Rather than slighting these brothers, we ought to esteem their powerful testimony borne in times much more difficult than ours. We ought to appreciate the heat of their evangelistic zeal and seek to light our candle from their flame.
Ask anyone in the pews of our local churches, and, if they know about the Reformation, they won’t connect it with a robust interest in evangelism and missions. In fact, many will think the ideas of the Reformation are opposed to or at least conflict with the missions zeal. Then check our standard textbooks on missions history and popular writings on the subject, and you will see they have been taught to think this way. This inaccurate and uncharitable bias is sad because it blinds us to the powerful examples and resources which the Reformers provide for us in the work of world evangelization.
If you read the Reformers themselves and study their work, you find a robust program for re-evangelizing their native lands since the gospel was largely unknown by the vast majority of people in Europe. As Scott Hendrix, in his insightful book, states, “The Reformation’s own sources state plainly how reformers saw their enterprise as a missionary campaign to renew and replant Christianity in European culture.” Calvin’s preface to his Institutes of the Christian Religion declares that his writing was intended to aid his fellow countrymen in France “very many of whom I knew to be hungering and thirsting for Christ; but I saw very few who had been duly imbued with even a slight knowledge of him.” Luther also said that many of the people who attended the church services “do not believe and are not yet Christians.” Thus, he said, “the gospel must be publicly preached to move them to believe and become Christians.”
Both Luther and Calvin trained scores of pastors who came to them from across Europe and were sent back to preach the gospel at the risk of their lives. Under Calvin’s leadership, Geneva became “the hub of a vast missionary enterprise” and “a dynamic center or nucleus from which the vital missionary energy it generated radiated out into the world beyond.” The Register of the Company of Pastors in Geneva records numerous people sent out from Geneva during Calvin’s time to “evangelize foreign parts.” The records are incomplete, and eventually, due to persecution, it became too dangerous to record the names of those sent out, although it numbered more than 100 in one year alone. Philip Hughes describes Geneva as “a dynamic centre of missionary concern and activity, an axis from which the light of the Good News radiated forth through the testimony of those who, after thorough preparation in this school, were sent forth in the service of Jesus Christ.” Zorn suggests that Calvin developed a “missionary theology for Europe.” Since today we face again a Western society that is sprinkled with Christian terms and ideas but largely unconverted, we would do well to examine the work of the Reformers for our mission efforts.
Many examples could be cited from various Reformers, but here let me simply point to Luther and Calvin, with examples from their preaching, praying and songs provided to their people.
Preaching
Luther is abundantly clear about the duty of believers to share the gospel with others. He says “one must always preach the gospel so that one may bring some more to become Christians.” Furthermore, “It would be insufferable for someone to associate with people and not reveal what is useful for the salvation of their souls.” Indeed, Luther says, “If the need were to arise, all of us should be ready to die in order to bring a soul to God.” Preaching on Matthew 23:15, Luther says, “The very best of all works is that the heathen have been led from idolatry to God.”

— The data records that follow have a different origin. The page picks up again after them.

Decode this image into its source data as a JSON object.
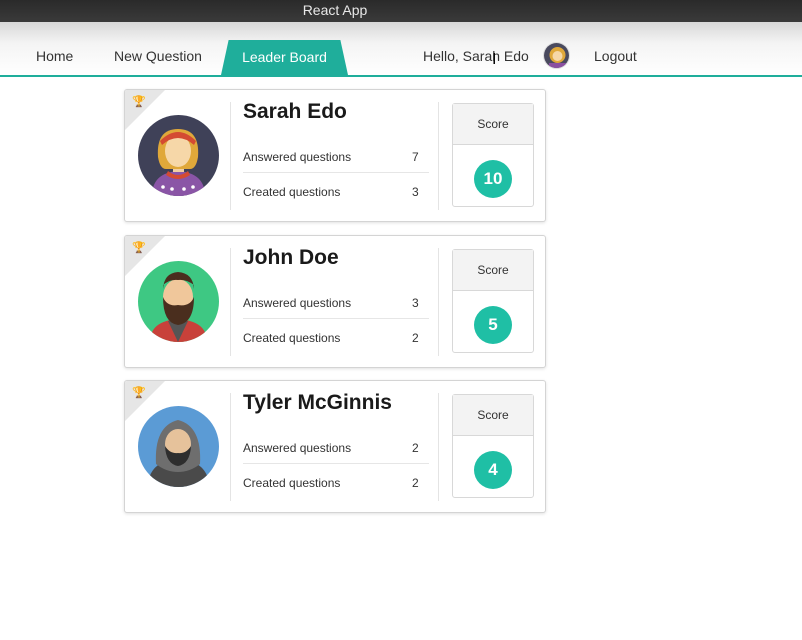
{
  "window": {
    "title": "React App"
  },
  "nav": {
    "home": "Home",
    "new_question": "New Question",
    "leader_board": "Leader Board",
    "greeting": "Hello, Sarah Edo",
    "logout": "Logout"
  },
  "colors": {
    "accent": "#1fae9b",
    "score": "#1fbfa5"
  },
  "leaderboard": [
    {
      "name": "Sarah Edo",
      "answered_label": "Answered questions",
      "answered": "7",
      "created_label": "Created questions",
      "created": "3",
      "score_label": "Score",
      "score": "10",
      "trophy": "gold"
    },
    {
      "name": "John Doe",
      "answered_label": "Answered questions",
      "answered": "3",
      "created_label": "Created questions",
      "created": "2",
      "score_label": "Score",
      "score": "5",
      "trophy": "teal"
    },
    {
      "name": "Tyler McGinnis",
      "answered_label": "Answered questions",
      "answered": "2",
      "created_label": "Created questions",
      "created": "2",
      "score_label": "Score",
      "score": "4",
      "trophy": "gray"
    }
  ]
}
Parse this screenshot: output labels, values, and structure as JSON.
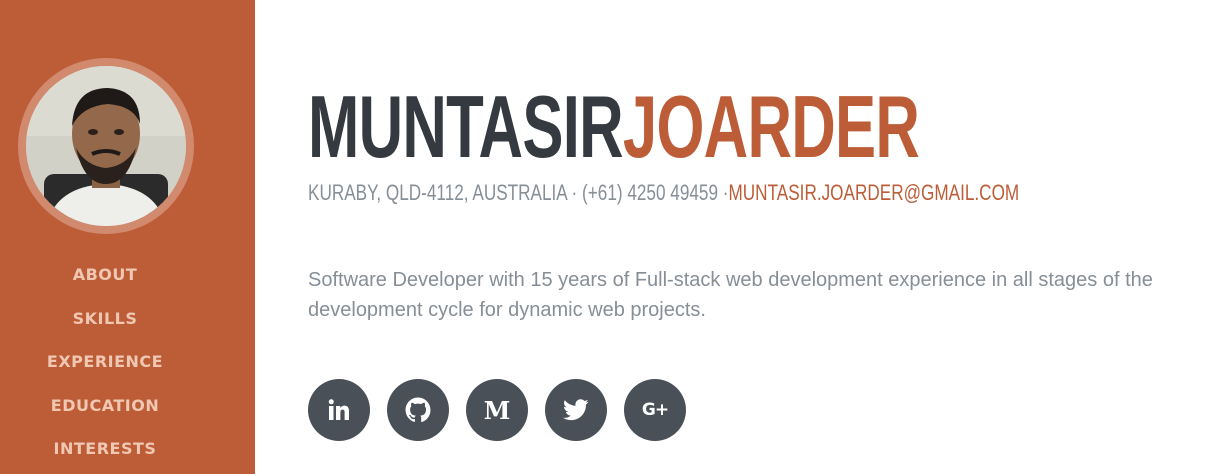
{
  "profile": {
    "photo_alt": "profile photo"
  },
  "nav": {
    "items": [
      {
        "label": "ABOUT"
      },
      {
        "label": "SKILLS"
      },
      {
        "label": "EXPERIENCE"
      },
      {
        "label": "EDUCATION"
      },
      {
        "label": "INTERESTS"
      }
    ]
  },
  "header": {
    "first_name": "MUNTASIR",
    "last_name": "JOARDER"
  },
  "contact": {
    "address": "KURABY, QLD-4112, AUSTRALIA · (+61) 4250 49459 ·",
    "email": "MUNTASIR.JOARDER@GMAIL.COM"
  },
  "summary": "Software Developer with 15 years of Full-stack web development experience in all stages of the development cycle for dynamic web projects.",
  "socials": [
    {
      "icon": "linkedin-icon"
    },
    {
      "icon": "github-icon"
    },
    {
      "icon": "medium-icon",
      "glyph": "M"
    },
    {
      "icon": "twitter-icon"
    },
    {
      "icon": "google-plus-icon",
      "glyph": "G+"
    }
  ],
  "colors": {
    "sidebar": "#bd5d38",
    "accent": "#bd5d38",
    "heading": "#343a40",
    "muted": "#868e96",
    "social_bg": "#495057"
  }
}
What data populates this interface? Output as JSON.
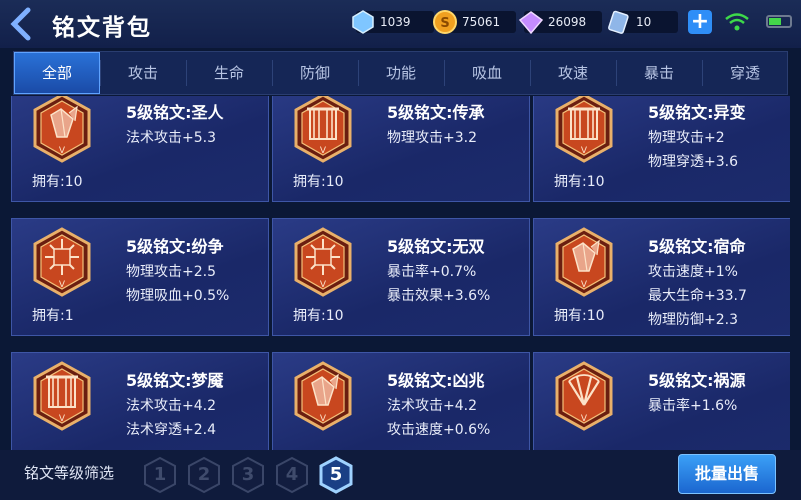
{
  "header": {
    "title": "铭文背包",
    "resources": [
      {
        "icon": "crystal-icon",
        "value": "1039"
      },
      {
        "icon": "coin-icon",
        "value": "75061"
      },
      {
        "icon": "diamond-icon",
        "value": "26098"
      },
      {
        "icon": "ticket-icon",
        "value": "10"
      }
    ]
  },
  "tabs": [
    "全部",
    "攻击",
    "生命",
    "防御",
    "功能",
    "吸血",
    "攻速",
    "暴击",
    "穿透"
  ],
  "cards": [
    {
      "name": "5级铭文:圣人",
      "attrs": [
        "法术攻击+5.3"
      ],
      "own": "拥有:10",
      "emblem": "crystal"
    },
    {
      "name": "5级铭文:传承",
      "attrs": [
        "物理攻击+3.2"
      ],
      "own": "拥有:10",
      "emblem": "gate"
    },
    {
      "name": "5级铭文:异变",
      "attrs": [
        "物理攻击+2",
        "物理穿透+3.6"
      ],
      "own": "拥有:10",
      "emblem": "gate"
    },
    {
      "name": "5级铭文:纷争",
      "attrs": [
        "物理攻击+2.5",
        "物理吸血+0.5%"
      ],
      "own": "拥有:1",
      "emblem": "star"
    },
    {
      "name": "5级铭文:无双",
      "attrs": [
        "暴击率+0.7%",
        "暴击效果+3.6%"
      ],
      "own": "拥有:10",
      "emblem": "star"
    },
    {
      "name": "5级铭文:宿命",
      "attrs": [
        "攻击速度+1%",
        "最大生命+33.7",
        "物理防御+2.3"
      ],
      "own": "拥有:10",
      "emblem": "crystal"
    },
    {
      "name": "5级铭文:梦魇",
      "attrs": [
        "法术攻击+4.2",
        "法术穿透+2.4"
      ],
      "own": "",
      "emblem": "gate"
    },
    {
      "name": "5级铭文:凶兆",
      "attrs": [
        "法术攻击+4.2",
        "攻击速度+0.6%"
      ],
      "own": "",
      "emblem": "crystal"
    },
    {
      "name": "5级铭文:祸源",
      "attrs": [
        "暴击率+1.6%"
      ],
      "own": "",
      "emblem": "fan"
    }
  ],
  "footer": {
    "filter_label": "铭文等级筛选",
    "levels": [
      "1",
      "2",
      "3",
      "4",
      "5"
    ],
    "active_level": "5",
    "sell_label": "批量出售"
  },
  "colors": {
    "accent": "#2f8ef7",
    "card_bg": "#1f2e74",
    "emblem": "#c8471f"
  }
}
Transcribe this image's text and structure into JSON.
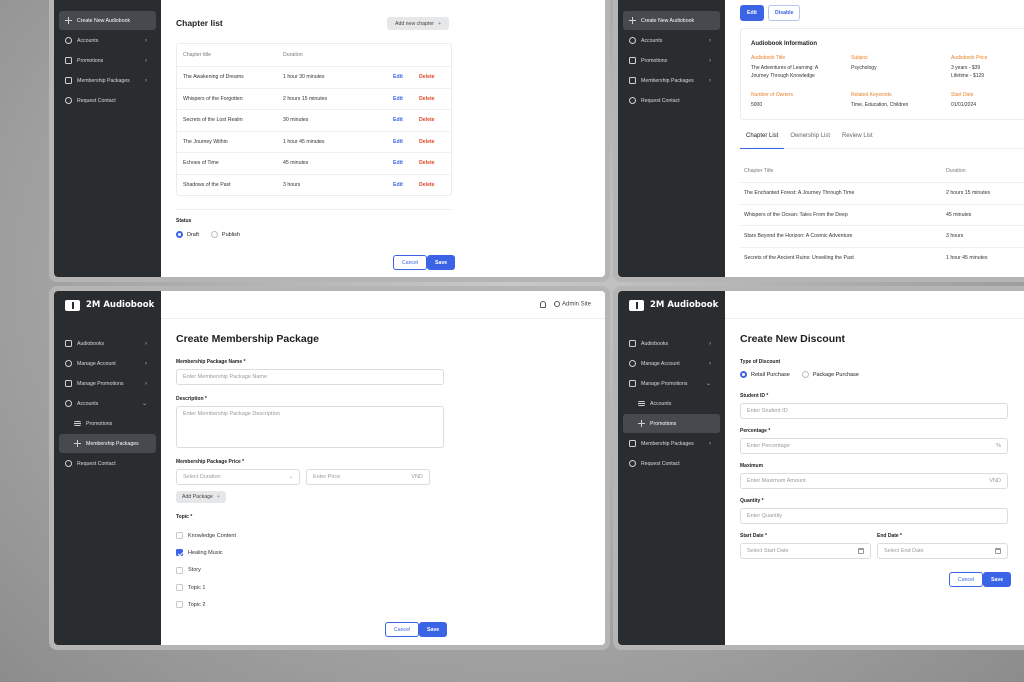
{
  "sidebar_common": {
    "brand": "2M Audiobook"
  },
  "panel1": {
    "sidebar": [
      {
        "label": "Create New Audiobook",
        "icon": "plus-icon",
        "active": true
      },
      {
        "label": "Accounts",
        "icon": "user-icon"
      },
      {
        "label": "Promotions",
        "icon": "gift-icon"
      },
      {
        "label": "Membership Packages",
        "icon": "card-icon"
      },
      {
        "label": "Request Contact",
        "icon": "headset-icon"
      }
    ],
    "section_title": "Chapter list",
    "add_chapter": "Add new chapter",
    "columns": [
      "Chapter title",
      "Duration"
    ],
    "rows": [
      [
        "The Awakening of Dreams",
        "1 hour 30 minutes"
      ],
      [
        "Whispers of the Forgotten",
        "2 hours 15 minutes"
      ],
      [
        "Secrets of the Lost Realm",
        "30 minutes"
      ],
      [
        "The Journey Within",
        "1 hour 45 minutes"
      ],
      [
        "Echoes of Time",
        "45 minutes"
      ],
      [
        "Shadows of the Past",
        "3 hours"
      ]
    ],
    "edit": "Edit",
    "delete": "Delete",
    "status_label": "Status",
    "draft": "Draft",
    "publish": "Publish",
    "cancel": "Cancel",
    "save": "Save"
  },
  "panel2": {
    "sidebar": [
      {
        "label": "Create New Audiobook",
        "icon": "plus-icon",
        "active": true
      },
      {
        "label": "Accounts",
        "icon": "user-icon"
      },
      {
        "label": "Promotions",
        "icon": "gift-icon"
      },
      {
        "label": "Membership Packages",
        "icon": "card-icon"
      },
      {
        "label": "Request Contact",
        "icon": "headset-icon"
      }
    ],
    "edit": "Edit",
    "disable": "Disable",
    "info_title": "Audiobook Information",
    "fields": [
      {
        "label": "Audiobook Title",
        "value": "The Adventures of Learning: A Journey Through Knowledge"
      },
      {
        "label": "Subject",
        "value": "Psychology"
      },
      {
        "label": "Audiobook Price",
        "value": "3 years - $39\nLifetime - $129"
      },
      {
        "label": "Number of Owners",
        "value": "5000"
      },
      {
        "label": "Related Keywords",
        "value": "Time, Education, Children"
      },
      {
        "label": "Start Date",
        "value": "01/01/2024"
      }
    ],
    "tabs": [
      "Chapter List",
      "Ownership List",
      "Review List"
    ],
    "columns": [
      "Chapter Title",
      "Duration"
    ],
    "rows": [
      [
        "The Enchanted Forest: A Journey Through Time",
        "2 hours 15 minutes"
      ],
      [
        "Whispers of the Ocean: Tales From the Deep",
        "45 minutes"
      ],
      [
        "Stars Beyond the Horizon: A Cosmic Adventure",
        "3 hours"
      ],
      [
        "Secrets of the Ancient Ruins: Unveiling the Past",
        "1 hour 45 minutes"
      ]
    ]
  },
  "panel3": {
    "admin": "Admin Site",
    "sidebar": [
      {
        "label": "Audiobooks",
        "icon": "book-icon",
        "chevron": ">"
      },
      {
        "label": "Manage Account",
        "icon": "user-icon",
        "chevron": ">"
      },
      {
        "label": "Manage Promotions",
        "icon": "gift-icon",
        "chevron": ">"
      },
      {
        "label": "Accounts",
        "icon": "user-icon",
        "chevron": "v"
      },
      {
        "label": "Promotions",
        "icon": "list-icon",
        "sub": true
      },
      {
        "label": "Membership Packages",
        "icon": "plus-icon",
        "sub": true,
        "active": true
      },
      {
        "label": "Request Contact",
        "icon": "headset-icon"
      }
    ],
    "title": "Create Membership Package",
    "name_label": "Membership Package Name *",
    "name_ph": "Enter Membership Package Name",
    "desc_label": "Description *",
    "desc_ph": "Enter Membership Package Description",
    "price_label": "Membership Package Price *",
    "duration_ph": "Select Duration",
    "price_ph": "Enter Price",
    "currency": "VND",
    "add_package": "Add Package",
    "topic_label": "Topic *",
    "topics": [
      {
        "label": "Knowledge Content",
        "checked": false
      },
      {
        "label": "Healing Music",
        "checked": true
      },
      {
        "label": "Story",
        "checked": false
      },
      {
        "label": "Topic 1",
        "checked": false
      },
      {
        "label": "Topic 2",
        "checked": false
      }
    ],
    "cancel": "Cancel",
    "save": "Save"
  },
  "panel4": {
    "sidebar": [
      {
        "label": "Audiobooks",
        "icon": "book-icon",
        "chevron": ">"
      },
      {
        "label": "Manage Account",
        "icon": "user-icon",
        "chevron": ">"
      },
      {
        "label": "Manage Promotions",
        "icon": "gift-icon",
        "chevron": "v"
      },
      {
        "label": "Accounts",
        "icon": "list-icon",
        "sub": true
      },
      {
        "label": "Promotions",
        "icon": "plus-icon",
        "sub": true,
        "active": true
      },
      {
        "label": "Membership Packages",
        "icon": "card-icon",
        "chevron": ">"
      },
      {
        "label": "Request Contact",
        "icon": "headset-icon"
      }
    ],
    "title": "Create New Discount",
    "type_label": "Type of Discount",
    "retail": "Retail Purchase",
    "package": "Package Purchase",
    "student_label": "Student ID *",
    "student_ph": "Enter Student ID",
    "percent_label": "Percentage *",
    "percent_ph": "Enter Percentage",
    "percent_unit": "%",
    "max_label": "Maximum",
    "max_ph": "Enter Maximum Amount",
    "currency": "VND",
    "qty_label": "Quantity *",
    "qty_ph": "Enter Quantity",
    "start_label": "Start Date *",
    "start_ph": "Select Start Date",
    "end_label": "End Date *",
    "end_ph": "Select End Date",
    "cancel": "Cancel",
    "save": "Save"
  }
}
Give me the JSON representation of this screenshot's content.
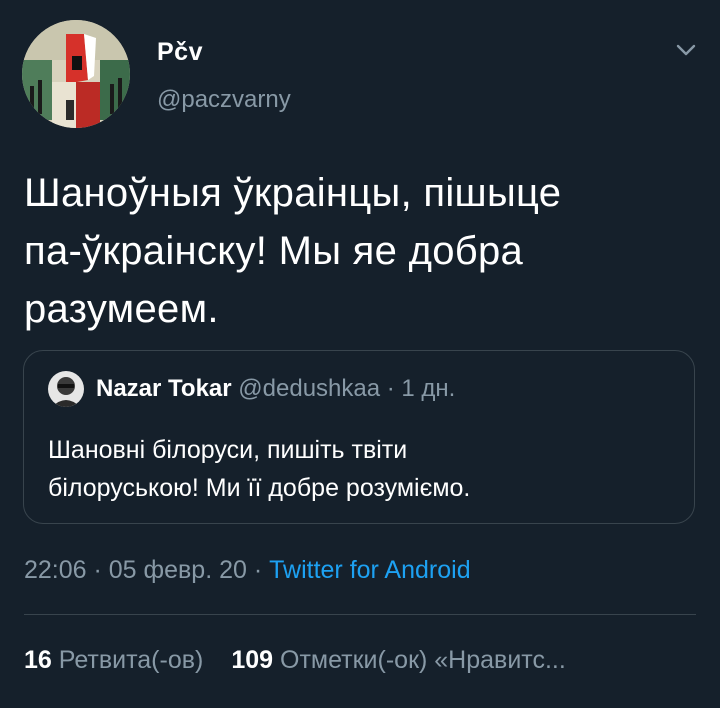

Preaching on Deuteronomy, Calvin said, “If we have any kindness in us, seeing that we see men go to destruction until God has got them under his obedience: ought we not to be moved with pity to draw the silly souls out of hell and to bring them into the way of salvation?” He tells pastors that God has made them ministers for the purpose of saving souls and thus they must labor “mightily, and with greater zeal and earnestness” for the salvation of souls. Even when people reject the salvation offered to them, Calvin tells pastors that they must continue to “devote” themselves to this evangelistic work and “take pains” in calling people to faith so that they might “call as many to God as they can.” Calvin urges, “we must take pains to draw all the world to salvation.”